Monday, March 9, 2009

Being Adults

When people talk about having children and how wonderful they can be for one's life, they always mentioned how fullfilling the children can be, bring laughter and creating memories each other new day that you'll not exchange for anything else in the world. One good benefit that I would like to add to the list, if it has not already been mentioned (or at least I know, not very often), is that children really teaches us lessons that we, being adults, don't normally (re)learn at our age.

I was once very upset with Ryan. Being an autistic child, he would sometimes (well actually, most of time) whines and scream on little things that upsets him. I was in the middle of finishing my report due for the next day and had tons of other urgent but unimportant stuffs on my mind. Tried very hard to clam him down, making him happy but nothing seems to work. He kept wanting to use the computer I was working on. In a fit of anger, I shouted at home to stay out of the study, and he cried even louder.

Heidi was beside all along playing her toys. She simply made a remark that goes something like "Why do you have to make him cry? See. He wants to play, let him play. Why did you shout at him? Ryan cry, you shout, then he cry louder and louder..."
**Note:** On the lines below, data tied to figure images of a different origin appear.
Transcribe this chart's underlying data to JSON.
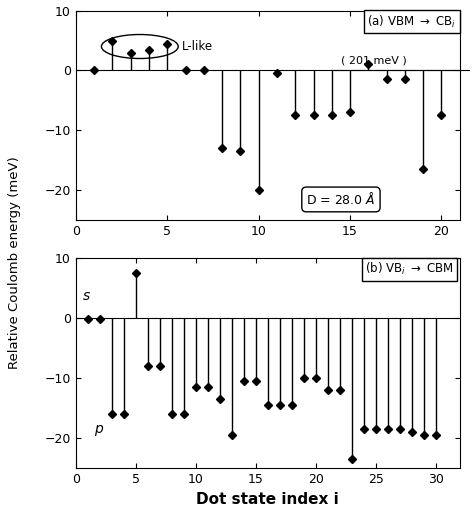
{
  "panel_a": {
    "x": [
      1,
      2,
      3,
      4,
      5,
      6,
      7,
      8,
      9,
      10,
      11,
      12,
      13,
      14,
      15,
      16,
      17,
      18,
      19,
      20
    ],
    "y": [
      0.0,
      5.0,
      3.0,
      3.5,
      4.5,
      0.0,
      0.0,
      -13.0,
      -13.5,
      -20.0,
      -0.5,
      -7.5,
      -7.5,
      -7.5,
      -7.0,
      1.0,
      -1.5,
      -1.5,
      -16.5,
      -7.5
    ],
    "ylim": [
      -25,
      10
    ],
    "yticks": [
      -20,
      -10,
      0,
      10
    ],
    "xlim": [
      0,
      21
    ],
    "xticks": [
      0,
      5,
      10,
      15,
      20
    ]
  },
  "panel_b": {
    "x": [
      1,
      2,
      3,
      4,
      5,
      6,
      7,
      8,
      9,
      10,
      11,
      12,
      13,
      14,
      15,
      16,
      17,
      18,
      19,
      20,
      21,
      22,
      23,
      24,
      25,
      26,
      27,
      28,
      29,
      30
    ],
    "y": [
      -0.2,
      -0.2,
      -16.0,
      -16.0,
      7.5,
      -8.0,
      -8.0,
      -16.0,
      -16.0,
      -11.5,
      -11.5,
      -13.5,
      -19.5,
      -10.5,
      -10.5,
      -14.5,
      -14.5,
      -14.5,
      -10.0,
      -10.0,
      -12.0,
      -12.0,
      -23.5,
      -18.5,
      -18.5,
      -18.5,
      -18.5,
      -19.0,
      -19.5,
      -19.5
    ],
    "ylim": [
      -25,
      10
    ],
    "yticks": [
      -20,
      -10,
      0,
      10
    ],
    "xlim": [
      0,
      32
    ],
    "xticks": [
      0,
      5,
      10,
      15,
      20,
      25,
      30
    ]
  },
  "xlabel": "Dot state index i",
  "ylabel": "Relative Coulomb energy (meV)"
}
It woke me up a little. The report wasn't so urgent that I couldn't just save my work and let Ryan use the computer for 15 minutes. It's my mindset that I shouldn't be disturbed at that instance.
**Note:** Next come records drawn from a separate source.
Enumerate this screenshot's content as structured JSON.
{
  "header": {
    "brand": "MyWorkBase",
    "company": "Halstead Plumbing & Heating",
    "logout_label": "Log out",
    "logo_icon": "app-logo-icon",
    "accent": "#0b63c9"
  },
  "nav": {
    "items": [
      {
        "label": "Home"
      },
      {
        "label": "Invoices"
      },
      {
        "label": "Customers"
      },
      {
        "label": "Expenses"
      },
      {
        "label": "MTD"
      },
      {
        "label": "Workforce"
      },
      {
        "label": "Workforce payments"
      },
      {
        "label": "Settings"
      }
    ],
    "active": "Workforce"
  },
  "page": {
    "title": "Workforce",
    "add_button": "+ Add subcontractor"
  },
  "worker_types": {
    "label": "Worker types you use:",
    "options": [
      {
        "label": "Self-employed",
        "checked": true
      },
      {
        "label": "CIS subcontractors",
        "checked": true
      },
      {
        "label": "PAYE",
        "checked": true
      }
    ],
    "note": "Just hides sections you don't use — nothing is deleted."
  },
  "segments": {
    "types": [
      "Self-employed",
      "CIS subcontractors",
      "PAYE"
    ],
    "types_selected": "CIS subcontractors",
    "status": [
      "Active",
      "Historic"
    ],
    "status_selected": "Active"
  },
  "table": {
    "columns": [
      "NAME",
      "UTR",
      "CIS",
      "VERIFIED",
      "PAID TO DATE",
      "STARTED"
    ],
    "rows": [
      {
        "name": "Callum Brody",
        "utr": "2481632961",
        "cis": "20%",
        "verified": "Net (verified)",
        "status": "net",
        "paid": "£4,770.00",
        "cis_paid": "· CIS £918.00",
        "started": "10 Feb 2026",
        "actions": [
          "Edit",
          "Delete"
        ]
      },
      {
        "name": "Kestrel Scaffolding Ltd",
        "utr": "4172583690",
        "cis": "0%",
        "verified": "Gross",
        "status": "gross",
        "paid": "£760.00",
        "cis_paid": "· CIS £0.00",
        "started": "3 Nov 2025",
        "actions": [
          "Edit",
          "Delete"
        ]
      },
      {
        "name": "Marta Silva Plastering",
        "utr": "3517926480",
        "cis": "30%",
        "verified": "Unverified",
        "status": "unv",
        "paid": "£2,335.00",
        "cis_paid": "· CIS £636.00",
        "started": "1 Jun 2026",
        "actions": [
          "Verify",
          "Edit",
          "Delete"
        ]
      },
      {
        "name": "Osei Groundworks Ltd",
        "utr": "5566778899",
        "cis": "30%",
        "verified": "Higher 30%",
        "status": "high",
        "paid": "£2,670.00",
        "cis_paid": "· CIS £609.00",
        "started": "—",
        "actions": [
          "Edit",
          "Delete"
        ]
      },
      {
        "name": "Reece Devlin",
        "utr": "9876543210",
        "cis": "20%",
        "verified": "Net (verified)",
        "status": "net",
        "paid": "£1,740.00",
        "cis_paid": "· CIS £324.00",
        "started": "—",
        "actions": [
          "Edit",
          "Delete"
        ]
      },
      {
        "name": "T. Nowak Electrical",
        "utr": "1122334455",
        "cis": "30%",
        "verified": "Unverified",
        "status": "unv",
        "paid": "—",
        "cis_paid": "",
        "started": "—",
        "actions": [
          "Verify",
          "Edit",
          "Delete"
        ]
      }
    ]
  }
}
I stopped working for an hour after hearing Heidi. She had opened my mind and taught me to relax a little. And of course to treat Ryan better. Played 15 minutes of computer (Youtube) with him and moved on to the other urgent but unimportant stuffs before heading back to my report. Everything else went smooth thereafter.

There. One old lesson that I'd relearn through my daughter. And maybe more from Ryan.

Thursday, March 5, 2009

Scarry Week

It's the worst week ever since we moved into Polhems. Never did we find ourselves in such situations when all of us, all five members in the family, fell sick. Really really sick. On the funny side, it's also the first time when I realised that the children could be so quiet in the middle of the day.

Ryan was the first to contract the virus. He started coughing and vomitting, lying in bed not wanting to do anything all. Ross was happy then to see Ryan laying down not retaliating his attacks. At least not the virual form. He was the next to fall. It was very sudden. One moment Ross was jumping up and down, the next moment he starting throwing up. By the forth day, all in the family were contracted.

I could still remember it was 12 noon, when all of us laid on the mattresses in the bedroom. Time passed slowly the sleep was not very peaceful for me. Had to keep a watch on the children's fever and time for medication. Anyways, the important was that I somehow enjoyed the quietness in the cool winter afternoon which I couldn't remember when the last was.

It's been a week now, and I'm back to work. The children are not fully recovered yet, but they are now more active than when it just started. It's really been a painful week, when both Christine and myself were ill at the same time. Wasn't easy at all without any assistance, and I'd really appreciate the presence of my parents when they were with me here in Sweden. Dad and Mum worried alot when I called to update, especially of the children.

Well children, see how mum and dad suffered when you'd fallen ill? Just wanted you to know that we really put in our hearts while you grow, so learn to appreciate us...

Sunday, March 1, 2009

Politics....Office

It can be annoying, but it seems to be staying if you're working in a humanised environment. It wouldn't be worse but definitely not getting better over time. Friends can be enemies and enemies can be friends, just when or where you'll need them.

Hate these. Never thought that it can bother me at all, but they just creeped up from being over the years and before you know it, you're well in the middle of it,laying the games as it should be, so as not to be hurt. Come to think of it, the pleasure of winning in such games can be so fulfilling, but when the guilt sinks in, you start thinking whether if all's worth that much.

There's always a difference in everyone's capabilities. Some are better, some just want to skim his way through, while others are trying to struggle away in a day's job hoping he'll still be around the next day. The fact is, we're living in a world which we can escape from this. It's human nature, it's suvivial instinct, it's the way should be.

But then again, it really depends on what you want in life. I've chosen. Although at times, I do still want opportunities to strive towards higher grounds, I've chosen. My family's more important how. So long as one does his fair share of work, and be naive in what others think of oneself, it's really not as bad to ignore the politics. It doesn't matter if one really excel in the office, or climbed the highest ladder to the everyone's-dream-position. So long as I return home to a happy family, spending time on television with Christine, working with the kids' sums and listening to what they have learn over the day, that's more than what it should be in my life.

So, remember children, don't dispair in life if you find youself surviving hard in the office arena. There's always something more of a higher priority in life so loosen up a little. Stay high and away for a while to recollect your thoughts. Once you've done that, things will definitely be well better than you previously thought.